それはガードレールがたとえあっても、クルマは何かの拍子に飛んでくる事もあるし、ガードレールにぶつかれば色々なものが飛んでくる可能性だってある、そういうリスクがあると思っていたり、不穏な動きや派手なパフォーマンスをするデモ車両が居たら、ちょっと警戒レベルを上げて観ている人がどれだけあの場に居たか?きっとそんなことを考えてない、普通の週末の楽しいイベントを観に来ている感覚の人が圧倒的多数だったと思います。
あのような無料で入場できるイベントは特に(無料で観れるという事は凄く良い事なんだけど)ハードルを越えずに潜ってきてしまう人も多くなるのが一般の常で、客観的環境も踏まえて、、、そういう考えをしてしまいます。

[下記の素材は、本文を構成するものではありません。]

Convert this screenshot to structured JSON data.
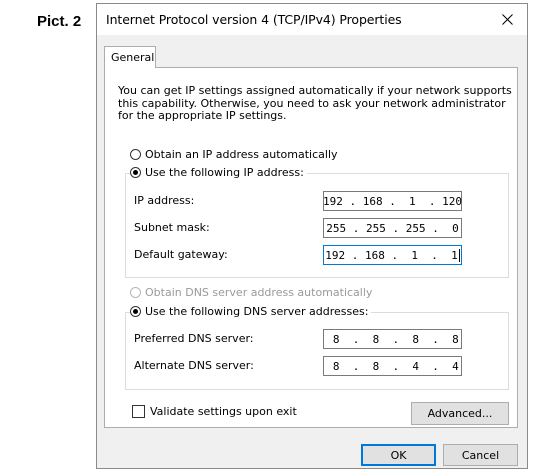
{
  "figure_label": "Pict. 2",
  "window": {
    "title": "Internet Protocol version  4 (TCP/IPv4) Properties"
  },
  "tabs": [
    {
      "label": "General"
    }
  ],
  "description": "You can get IP settings assigned automatically if your network supports this capability. Otherwise, you need to ask your network administrator for the appropriate IP settings.",
  "ip_section": {
    "auto_label": "Obtain an IP address automatically",
    "manual_label": "Use the following IP address:",
    "selected": "manual",
    "fields": [
      {
        "label": "IP address:",
        "value": "192 . 168 .  1  . 120"
      },
      {
        "label": "Subnet mask:",
        "value": "255 . 255 . 255 .  0"
      },
      {
        "label": "Default gateway:",
        "value": "192 . 168 .  1  .  1"
      }
    ]
  },
  "dns_section": {
    "auto_label": "Obtain DNS server address automatically",
    "manual_label": "Use the following DNS server addresses:",
    "selected": "manual",
    "auto_disabled": true,
    "fields": [
      {
        "label": "Preferred DNS server:",
        "value": " 8  .  8  .  8  .  8"
      },
      {
        "label": "Alternate DNS server:",
        "value": " 8  .  8  .  4  .  4"
      }
    ]
  },
  "validate_label": "Validate settings upon exit",
  "validate_checked": false,
  "buttons": {
    "advanced": "Advanced...",
    "ok": "OK",
    "cancel": "Cancel"
  },
  "colors": {
    "focus_accent": "#0078d7",
    "window_bg": "#f0f0f0"
  }
}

(今回のアクシデントの規模を考えると、例えは少し大げさかもしれないけど、先日の韓国の将棋倒しの事故だって、あそこに居合わせた人のどれくらいの人が、ああいう悲惨な事が起きると想定してその場に居たか?という事にも繫がるかもしれない)
もし自分のゲストや自分の家族が『コース脇でデモランを見たい』といったら、そういうリスクを説明し、本当に観たいなら、デモランの様子を見て、危なくなさそうな位置で注意して観るように、もしくは自分がそれらを満たす位置を勘案して引率していきます。
函館のとあるメーカー(ディラー)が主催のイベントで悲しい事故もありましたが、あれだってちょっと分かっているプロモーターや現場の運営者からしたら、考えられないようなルートだったり、一般の方の観戦ポイント設定だった気がします。
その位、クルマが走るという事、慣れてない人が操る、わかってない人が周りにいる、何かの拍子に今迄出来てたことがパニックを起こすと瞬時に出来なくなってしまうのが人間である、、、という事を想定した設計が出来るか?運用が出来るか?
私が関わった中では、事故が残念ながら起きtたのは『良かれと思ってサービス精神でやってしまった時』、『プロの中でアマが人目もある独特な環境で、乗り慣れてない車両を走らせざるを得なかった時』、『遊びの参加型イベントで女性同士で接触して怪我してしまった時』、『慣れてない人が慣れている人の中で走って、つい引っ張られて色々な自分の限界を超えてしまった時』、『タイムを出すぞ、とかこの周がラスト、といった切迫した気持ちになってしまった時』などでした。
そういう事をついつい考えてしまうのはレースドライバーとしてだけでなくクルマに関わるプロの部分もアマの部分も、本気思考もレジャー志向も色々な環境下を経験してきたからなのでは?と思うし、今日題材にしたアクシデントも今後色々な検証がされてよりよいものになるのだと信じていますが、上げ足を取る様な世間のSNSの下品な方向には向かわずに、建設的で何かの良い方向へのキッカケになる対処力が日本の一般世間にある事を願う、日曜夜です。